Transunion is one of three major credit reporting agencies that gathers the data, which goes into your credit report. Under the new rules, many scores of prospective homeowners will be going up.
Lucia Obregon, 26, like other Bay Area residents dreams of one day owning a home. "Somewhere where I could garden, I would prefer a smaller cozier house rather than this big luxurious house," she said.
She would prefer somewhere in the Mission District where she can be close to the Latino community.
Obregon is in the age group most likely to benefit from changes in how Transunion credit scores are determined.
Transunion announced its taking its cue from Fannie Mae and will start compiling scores based on 30 months of credit history.
"Compare that to a traditional credit report that essentially refers to a consumer at a point of time," Transunion spokesperson Nina Verma said.
People such as Lucia who are burdened with thousands of dollars of student loans will benefit.
Housing counselor Juan Diego Castro of the Mission Economic Development Agency explains. "Young people benefit the most because they're coming out of school with huge loans, with high interest rate loans, so they'll benefit," Castro said.

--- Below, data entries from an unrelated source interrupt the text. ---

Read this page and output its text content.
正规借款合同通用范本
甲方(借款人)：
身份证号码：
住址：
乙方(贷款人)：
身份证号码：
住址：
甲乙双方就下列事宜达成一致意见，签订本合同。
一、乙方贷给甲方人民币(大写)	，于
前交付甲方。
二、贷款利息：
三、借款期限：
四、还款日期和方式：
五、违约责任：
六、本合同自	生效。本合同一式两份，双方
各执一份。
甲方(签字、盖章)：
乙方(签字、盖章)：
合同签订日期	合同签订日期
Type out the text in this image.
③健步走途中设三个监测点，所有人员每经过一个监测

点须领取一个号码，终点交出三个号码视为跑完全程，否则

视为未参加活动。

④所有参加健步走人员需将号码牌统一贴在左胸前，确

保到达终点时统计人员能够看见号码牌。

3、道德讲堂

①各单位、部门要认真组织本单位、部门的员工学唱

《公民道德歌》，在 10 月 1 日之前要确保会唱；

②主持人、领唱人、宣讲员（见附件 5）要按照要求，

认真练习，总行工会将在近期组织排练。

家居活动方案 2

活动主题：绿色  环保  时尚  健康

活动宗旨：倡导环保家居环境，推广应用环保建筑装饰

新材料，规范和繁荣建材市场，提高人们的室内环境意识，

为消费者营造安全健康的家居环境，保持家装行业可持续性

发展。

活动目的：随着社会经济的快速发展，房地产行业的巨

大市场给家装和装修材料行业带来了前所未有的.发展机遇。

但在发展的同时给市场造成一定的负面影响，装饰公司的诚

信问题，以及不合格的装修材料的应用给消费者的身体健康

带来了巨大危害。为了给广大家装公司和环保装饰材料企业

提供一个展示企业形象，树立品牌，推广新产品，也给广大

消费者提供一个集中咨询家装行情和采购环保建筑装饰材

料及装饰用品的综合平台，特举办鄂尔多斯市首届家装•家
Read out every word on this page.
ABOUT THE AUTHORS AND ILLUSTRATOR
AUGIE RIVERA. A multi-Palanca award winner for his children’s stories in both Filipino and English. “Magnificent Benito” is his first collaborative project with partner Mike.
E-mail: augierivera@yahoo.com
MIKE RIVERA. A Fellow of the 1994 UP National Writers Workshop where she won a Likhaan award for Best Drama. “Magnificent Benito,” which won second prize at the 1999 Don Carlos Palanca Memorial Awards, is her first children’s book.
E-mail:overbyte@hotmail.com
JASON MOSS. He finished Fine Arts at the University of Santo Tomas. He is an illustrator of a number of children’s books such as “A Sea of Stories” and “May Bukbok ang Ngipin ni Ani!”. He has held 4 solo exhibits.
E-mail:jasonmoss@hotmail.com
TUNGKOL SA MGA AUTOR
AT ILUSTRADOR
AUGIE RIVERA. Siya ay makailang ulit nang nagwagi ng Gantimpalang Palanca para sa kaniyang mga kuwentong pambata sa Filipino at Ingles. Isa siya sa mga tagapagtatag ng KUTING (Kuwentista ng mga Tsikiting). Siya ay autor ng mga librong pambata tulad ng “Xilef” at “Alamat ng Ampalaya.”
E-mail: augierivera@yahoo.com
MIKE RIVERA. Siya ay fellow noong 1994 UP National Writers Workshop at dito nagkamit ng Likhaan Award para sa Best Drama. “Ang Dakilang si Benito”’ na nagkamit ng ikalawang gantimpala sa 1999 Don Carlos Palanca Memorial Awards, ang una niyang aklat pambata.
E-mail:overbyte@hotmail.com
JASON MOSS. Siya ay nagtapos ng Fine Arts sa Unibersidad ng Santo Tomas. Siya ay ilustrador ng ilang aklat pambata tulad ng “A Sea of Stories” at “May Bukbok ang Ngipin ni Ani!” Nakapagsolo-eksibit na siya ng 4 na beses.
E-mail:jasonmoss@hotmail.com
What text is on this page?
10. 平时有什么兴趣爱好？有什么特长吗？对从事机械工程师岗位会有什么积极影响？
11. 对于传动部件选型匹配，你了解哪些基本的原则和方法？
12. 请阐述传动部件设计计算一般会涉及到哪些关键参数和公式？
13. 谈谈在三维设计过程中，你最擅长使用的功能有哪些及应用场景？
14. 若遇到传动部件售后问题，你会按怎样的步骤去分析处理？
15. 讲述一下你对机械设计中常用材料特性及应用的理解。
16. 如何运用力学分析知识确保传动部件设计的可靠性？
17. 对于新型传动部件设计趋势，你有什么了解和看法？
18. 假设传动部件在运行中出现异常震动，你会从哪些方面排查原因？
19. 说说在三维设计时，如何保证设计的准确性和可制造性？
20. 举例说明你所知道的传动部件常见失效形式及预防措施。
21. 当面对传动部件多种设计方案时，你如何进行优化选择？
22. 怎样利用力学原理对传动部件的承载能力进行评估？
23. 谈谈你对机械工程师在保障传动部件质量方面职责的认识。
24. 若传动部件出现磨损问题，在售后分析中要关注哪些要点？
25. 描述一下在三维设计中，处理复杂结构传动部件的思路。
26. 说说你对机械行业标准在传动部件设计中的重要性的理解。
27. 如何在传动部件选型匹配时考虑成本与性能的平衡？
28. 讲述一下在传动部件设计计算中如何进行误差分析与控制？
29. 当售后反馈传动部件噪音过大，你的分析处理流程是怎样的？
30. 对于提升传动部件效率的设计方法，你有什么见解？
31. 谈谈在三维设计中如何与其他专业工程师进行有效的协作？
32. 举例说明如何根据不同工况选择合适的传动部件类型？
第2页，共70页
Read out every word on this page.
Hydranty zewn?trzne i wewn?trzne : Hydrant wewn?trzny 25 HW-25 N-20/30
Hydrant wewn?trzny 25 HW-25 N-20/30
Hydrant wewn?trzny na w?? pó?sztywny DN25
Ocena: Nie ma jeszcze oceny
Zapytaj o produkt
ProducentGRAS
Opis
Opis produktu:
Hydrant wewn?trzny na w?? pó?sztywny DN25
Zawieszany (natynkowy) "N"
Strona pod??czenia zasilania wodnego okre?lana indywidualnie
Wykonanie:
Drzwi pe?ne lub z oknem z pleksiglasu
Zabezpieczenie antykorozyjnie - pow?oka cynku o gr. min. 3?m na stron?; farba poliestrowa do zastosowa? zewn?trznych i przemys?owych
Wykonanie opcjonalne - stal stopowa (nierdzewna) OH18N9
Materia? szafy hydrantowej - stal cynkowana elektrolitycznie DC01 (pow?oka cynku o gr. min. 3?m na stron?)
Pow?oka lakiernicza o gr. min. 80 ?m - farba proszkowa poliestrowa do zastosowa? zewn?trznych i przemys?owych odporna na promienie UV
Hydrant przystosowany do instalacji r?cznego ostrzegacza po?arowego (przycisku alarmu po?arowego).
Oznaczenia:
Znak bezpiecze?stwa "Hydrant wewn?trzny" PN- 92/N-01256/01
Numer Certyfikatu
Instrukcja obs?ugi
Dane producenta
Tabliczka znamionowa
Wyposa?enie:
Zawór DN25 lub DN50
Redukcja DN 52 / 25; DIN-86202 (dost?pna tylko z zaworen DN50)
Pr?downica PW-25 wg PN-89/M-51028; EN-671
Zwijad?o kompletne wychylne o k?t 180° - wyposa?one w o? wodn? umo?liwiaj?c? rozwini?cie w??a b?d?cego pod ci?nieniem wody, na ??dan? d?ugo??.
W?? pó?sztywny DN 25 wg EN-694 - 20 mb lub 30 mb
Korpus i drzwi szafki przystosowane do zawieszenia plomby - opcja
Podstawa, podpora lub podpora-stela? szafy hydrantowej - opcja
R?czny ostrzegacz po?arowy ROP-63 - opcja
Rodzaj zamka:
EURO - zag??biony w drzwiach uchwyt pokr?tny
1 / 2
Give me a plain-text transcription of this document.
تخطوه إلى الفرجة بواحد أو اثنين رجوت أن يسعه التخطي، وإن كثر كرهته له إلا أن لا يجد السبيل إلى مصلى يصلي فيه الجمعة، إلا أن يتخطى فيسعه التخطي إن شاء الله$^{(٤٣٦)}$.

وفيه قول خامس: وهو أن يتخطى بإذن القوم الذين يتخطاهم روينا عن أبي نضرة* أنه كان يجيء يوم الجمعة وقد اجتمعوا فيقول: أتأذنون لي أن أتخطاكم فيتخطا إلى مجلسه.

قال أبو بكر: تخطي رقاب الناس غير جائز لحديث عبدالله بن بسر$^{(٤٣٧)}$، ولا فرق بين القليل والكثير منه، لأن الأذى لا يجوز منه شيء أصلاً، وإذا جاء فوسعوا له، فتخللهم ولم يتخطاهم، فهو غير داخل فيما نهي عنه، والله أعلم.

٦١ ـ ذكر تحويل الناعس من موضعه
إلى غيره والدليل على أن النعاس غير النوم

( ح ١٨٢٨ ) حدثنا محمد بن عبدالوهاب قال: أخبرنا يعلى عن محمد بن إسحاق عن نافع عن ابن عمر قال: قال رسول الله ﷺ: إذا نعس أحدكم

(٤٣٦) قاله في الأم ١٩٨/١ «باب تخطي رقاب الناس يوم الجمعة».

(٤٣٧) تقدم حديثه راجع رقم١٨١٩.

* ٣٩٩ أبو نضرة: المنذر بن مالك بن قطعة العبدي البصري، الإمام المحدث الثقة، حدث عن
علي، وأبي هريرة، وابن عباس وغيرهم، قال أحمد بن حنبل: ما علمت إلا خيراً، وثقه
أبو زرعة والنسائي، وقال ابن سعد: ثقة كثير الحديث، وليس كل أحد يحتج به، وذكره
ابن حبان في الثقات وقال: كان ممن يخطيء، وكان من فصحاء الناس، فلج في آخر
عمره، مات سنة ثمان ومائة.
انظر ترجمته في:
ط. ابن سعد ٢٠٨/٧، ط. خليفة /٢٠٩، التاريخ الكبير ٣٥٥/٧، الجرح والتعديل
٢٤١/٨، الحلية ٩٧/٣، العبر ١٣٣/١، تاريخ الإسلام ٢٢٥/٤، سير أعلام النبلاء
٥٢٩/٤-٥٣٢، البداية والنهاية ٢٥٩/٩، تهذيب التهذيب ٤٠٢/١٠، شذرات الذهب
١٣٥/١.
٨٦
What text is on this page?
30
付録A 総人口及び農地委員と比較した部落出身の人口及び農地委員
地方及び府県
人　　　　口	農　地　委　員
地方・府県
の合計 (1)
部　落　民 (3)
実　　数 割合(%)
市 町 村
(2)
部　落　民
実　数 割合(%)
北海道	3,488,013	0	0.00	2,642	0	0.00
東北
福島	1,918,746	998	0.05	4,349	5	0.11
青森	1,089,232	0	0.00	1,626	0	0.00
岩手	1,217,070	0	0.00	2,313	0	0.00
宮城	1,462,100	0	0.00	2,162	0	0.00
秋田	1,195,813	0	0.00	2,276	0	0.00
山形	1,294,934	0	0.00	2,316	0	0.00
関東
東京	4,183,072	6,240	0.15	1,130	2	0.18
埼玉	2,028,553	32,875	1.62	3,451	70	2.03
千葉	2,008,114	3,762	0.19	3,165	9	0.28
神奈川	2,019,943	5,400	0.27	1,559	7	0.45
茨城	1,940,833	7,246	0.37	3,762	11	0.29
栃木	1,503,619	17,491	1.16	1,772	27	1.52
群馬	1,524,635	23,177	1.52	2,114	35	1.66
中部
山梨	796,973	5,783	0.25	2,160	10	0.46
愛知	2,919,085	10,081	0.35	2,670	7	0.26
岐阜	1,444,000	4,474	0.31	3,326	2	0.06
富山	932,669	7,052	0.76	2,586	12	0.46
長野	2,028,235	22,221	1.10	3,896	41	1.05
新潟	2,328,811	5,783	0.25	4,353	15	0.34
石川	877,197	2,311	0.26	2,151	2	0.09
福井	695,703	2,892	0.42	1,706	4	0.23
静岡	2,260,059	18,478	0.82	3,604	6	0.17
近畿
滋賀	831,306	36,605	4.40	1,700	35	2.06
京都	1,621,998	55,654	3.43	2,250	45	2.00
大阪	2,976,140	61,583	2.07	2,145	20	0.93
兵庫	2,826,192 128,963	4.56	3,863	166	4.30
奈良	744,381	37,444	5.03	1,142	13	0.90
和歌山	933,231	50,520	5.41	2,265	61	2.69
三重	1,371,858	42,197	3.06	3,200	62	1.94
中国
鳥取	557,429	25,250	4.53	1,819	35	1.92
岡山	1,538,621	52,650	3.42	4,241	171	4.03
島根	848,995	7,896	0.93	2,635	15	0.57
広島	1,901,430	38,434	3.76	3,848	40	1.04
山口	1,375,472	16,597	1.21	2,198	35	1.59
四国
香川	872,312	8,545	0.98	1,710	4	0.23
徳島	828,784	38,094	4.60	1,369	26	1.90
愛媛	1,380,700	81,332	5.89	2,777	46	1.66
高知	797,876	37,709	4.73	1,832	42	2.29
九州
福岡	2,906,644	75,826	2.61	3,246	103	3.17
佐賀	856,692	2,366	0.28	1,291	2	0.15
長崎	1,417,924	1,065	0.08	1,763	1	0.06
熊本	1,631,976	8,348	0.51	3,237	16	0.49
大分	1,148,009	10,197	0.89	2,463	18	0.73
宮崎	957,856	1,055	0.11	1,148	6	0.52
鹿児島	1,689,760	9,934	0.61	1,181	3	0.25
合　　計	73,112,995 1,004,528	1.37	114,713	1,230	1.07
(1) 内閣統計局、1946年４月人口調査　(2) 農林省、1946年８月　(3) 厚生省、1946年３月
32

By looking at their credit history over a longer period of time, they have the opportunity to lower their debt-to-income ratio and increase their credit score. "As small as it may be, it goes a long way when you live in an expensive city like San Francisco," Obregon said.
Transunion is predicting the change will increase the number of new home buyers in the next five years by almost 30 percent to 17 million.
And that she says will stimulate the economy. "They're buying homes from somebody else. Now, these people move on to the next home or the bigger home of the vacation home," Verma said.
Castro who has been counseling Obregon on purchasing her first home predicts good things for his client.
Transunion predicts 21 percent who are part of this new scoring idea will see higher credit scores, while only 11 percent will see lower scores.